- Safheh-ye Do Location within Iran
- Coordinates: 31°07′06″N 48°22′57″E﻿ / ﻿31.11833°N 48.38250°E
- Country: Iran
- Province: Khuzestan
- County: Ahvaz
- District: Esmailiyeh
- Rural District: Esmailiyeh-ye Jonubi

Population (2016)
- • Total: 761
- Time zone: UTC+3:30 (IRST)

= Safheh-ye Do =

Village in Khuzestan province, Iran

Safheh-ye Do (صفحه دو) (Note: Also romanized as Şafḩeh-ye Do; also known as Şafḩeh) is a village in Esmailiyeh-ye Jonubi Rural District of Esmailiyeh District, Ahvaz County, Khuzestan province, Iran, serving as capital of the district.

==Demographics==
===Population===
At the time of the 2006 National Census, the village's population was 555 in 89 households, when it was in Esmailiyeh Rural District (Note: Renamed Esmailiyeh-ye Shomali Rural District) of the Central District. The following census in 2011 counted 727 people in 159 households.
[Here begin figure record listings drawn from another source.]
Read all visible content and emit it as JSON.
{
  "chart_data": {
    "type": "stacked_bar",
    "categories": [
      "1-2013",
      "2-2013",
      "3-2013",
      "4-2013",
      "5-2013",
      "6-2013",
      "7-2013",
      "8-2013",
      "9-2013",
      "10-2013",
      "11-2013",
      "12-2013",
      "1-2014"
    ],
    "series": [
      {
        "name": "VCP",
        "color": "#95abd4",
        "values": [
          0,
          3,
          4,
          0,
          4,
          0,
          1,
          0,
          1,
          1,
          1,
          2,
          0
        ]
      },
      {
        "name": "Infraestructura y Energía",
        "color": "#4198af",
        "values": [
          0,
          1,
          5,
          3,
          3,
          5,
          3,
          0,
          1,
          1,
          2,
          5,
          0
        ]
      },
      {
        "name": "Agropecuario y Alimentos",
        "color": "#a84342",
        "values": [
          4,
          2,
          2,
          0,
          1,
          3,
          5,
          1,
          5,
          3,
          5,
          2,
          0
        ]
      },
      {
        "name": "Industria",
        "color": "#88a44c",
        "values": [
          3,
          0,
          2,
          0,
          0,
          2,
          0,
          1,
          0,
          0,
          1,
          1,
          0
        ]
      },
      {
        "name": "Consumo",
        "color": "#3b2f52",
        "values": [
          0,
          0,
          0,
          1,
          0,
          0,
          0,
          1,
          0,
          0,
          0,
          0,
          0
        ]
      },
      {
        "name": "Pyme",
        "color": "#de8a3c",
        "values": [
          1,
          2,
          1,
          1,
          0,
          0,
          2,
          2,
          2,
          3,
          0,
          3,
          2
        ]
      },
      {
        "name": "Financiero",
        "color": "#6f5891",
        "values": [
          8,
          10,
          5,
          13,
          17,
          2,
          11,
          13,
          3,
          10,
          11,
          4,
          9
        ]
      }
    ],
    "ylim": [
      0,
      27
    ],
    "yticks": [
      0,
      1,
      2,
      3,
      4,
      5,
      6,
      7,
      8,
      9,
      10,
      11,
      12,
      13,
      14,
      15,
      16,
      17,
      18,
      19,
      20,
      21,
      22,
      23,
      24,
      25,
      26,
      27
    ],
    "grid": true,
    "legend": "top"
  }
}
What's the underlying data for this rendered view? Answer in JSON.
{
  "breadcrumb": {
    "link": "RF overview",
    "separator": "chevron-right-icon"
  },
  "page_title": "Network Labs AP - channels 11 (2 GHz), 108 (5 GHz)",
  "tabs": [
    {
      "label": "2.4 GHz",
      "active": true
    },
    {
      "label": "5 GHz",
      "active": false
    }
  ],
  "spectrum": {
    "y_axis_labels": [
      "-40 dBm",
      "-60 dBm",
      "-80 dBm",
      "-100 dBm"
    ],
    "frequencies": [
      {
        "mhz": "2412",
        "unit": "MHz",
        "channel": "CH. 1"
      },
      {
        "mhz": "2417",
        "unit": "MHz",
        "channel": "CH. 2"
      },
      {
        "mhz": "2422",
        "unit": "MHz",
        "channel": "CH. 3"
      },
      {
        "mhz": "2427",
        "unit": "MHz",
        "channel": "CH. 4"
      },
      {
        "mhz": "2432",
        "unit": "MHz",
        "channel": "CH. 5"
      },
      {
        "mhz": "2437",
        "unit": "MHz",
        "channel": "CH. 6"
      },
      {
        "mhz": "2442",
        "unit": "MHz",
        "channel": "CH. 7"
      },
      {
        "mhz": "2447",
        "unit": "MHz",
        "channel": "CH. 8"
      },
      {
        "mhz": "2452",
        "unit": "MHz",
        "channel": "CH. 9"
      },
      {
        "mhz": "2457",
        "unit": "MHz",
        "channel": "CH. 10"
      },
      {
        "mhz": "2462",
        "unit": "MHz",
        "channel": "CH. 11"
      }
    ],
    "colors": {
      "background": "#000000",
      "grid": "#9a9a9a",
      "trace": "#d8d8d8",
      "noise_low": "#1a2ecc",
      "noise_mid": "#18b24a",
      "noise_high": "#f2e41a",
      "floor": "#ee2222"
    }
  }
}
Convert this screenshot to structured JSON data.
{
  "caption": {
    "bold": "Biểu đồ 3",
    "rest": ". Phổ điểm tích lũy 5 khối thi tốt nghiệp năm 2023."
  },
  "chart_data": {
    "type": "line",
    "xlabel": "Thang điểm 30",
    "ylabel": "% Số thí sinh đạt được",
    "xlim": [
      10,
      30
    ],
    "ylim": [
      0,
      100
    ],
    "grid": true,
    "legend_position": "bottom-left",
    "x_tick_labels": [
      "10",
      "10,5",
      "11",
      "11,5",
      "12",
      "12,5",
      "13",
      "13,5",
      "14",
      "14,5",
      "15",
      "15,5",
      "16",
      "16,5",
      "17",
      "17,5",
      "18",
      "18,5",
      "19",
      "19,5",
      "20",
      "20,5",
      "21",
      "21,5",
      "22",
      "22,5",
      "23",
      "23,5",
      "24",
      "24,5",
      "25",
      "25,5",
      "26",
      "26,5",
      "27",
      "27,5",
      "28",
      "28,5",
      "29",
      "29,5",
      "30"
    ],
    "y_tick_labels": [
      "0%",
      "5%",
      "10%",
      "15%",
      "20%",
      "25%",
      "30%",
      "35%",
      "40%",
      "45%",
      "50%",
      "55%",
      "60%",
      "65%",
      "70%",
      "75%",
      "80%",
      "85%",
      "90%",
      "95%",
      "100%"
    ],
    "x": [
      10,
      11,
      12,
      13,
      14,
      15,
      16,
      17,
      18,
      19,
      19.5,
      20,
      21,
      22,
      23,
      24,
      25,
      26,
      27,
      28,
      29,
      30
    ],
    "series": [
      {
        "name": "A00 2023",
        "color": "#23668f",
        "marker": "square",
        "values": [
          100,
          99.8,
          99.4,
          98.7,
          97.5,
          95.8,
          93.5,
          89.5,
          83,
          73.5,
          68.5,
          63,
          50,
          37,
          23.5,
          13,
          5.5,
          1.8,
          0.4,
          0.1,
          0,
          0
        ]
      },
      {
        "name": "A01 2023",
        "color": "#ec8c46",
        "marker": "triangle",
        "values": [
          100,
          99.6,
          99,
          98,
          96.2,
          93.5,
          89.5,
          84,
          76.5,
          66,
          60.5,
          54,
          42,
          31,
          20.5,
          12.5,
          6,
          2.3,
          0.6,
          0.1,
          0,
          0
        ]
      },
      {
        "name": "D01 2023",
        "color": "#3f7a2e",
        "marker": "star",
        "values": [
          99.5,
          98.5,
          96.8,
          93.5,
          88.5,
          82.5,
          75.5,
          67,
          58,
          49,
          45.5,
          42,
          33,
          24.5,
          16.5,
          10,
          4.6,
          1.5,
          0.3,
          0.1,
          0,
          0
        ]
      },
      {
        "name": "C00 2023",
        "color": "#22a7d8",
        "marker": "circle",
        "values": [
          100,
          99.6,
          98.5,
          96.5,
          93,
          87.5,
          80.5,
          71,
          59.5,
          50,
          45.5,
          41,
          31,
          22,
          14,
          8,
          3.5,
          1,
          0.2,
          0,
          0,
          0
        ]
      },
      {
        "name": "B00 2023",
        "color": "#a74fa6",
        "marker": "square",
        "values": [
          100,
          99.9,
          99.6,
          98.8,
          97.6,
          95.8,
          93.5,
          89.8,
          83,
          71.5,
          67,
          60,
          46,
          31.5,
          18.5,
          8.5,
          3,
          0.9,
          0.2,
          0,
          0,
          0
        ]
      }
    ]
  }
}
The 2016 census measured the population of the village as 761 people in 175 households, by which time the rural district had been separated from the district in the establishment of Esmailiyeh District and renamed Esmailiyeh-ye Shomali Rural District. Safheh-ye Do was transferred to Esmailiyeh-e Jonubi Rural District created in the new district.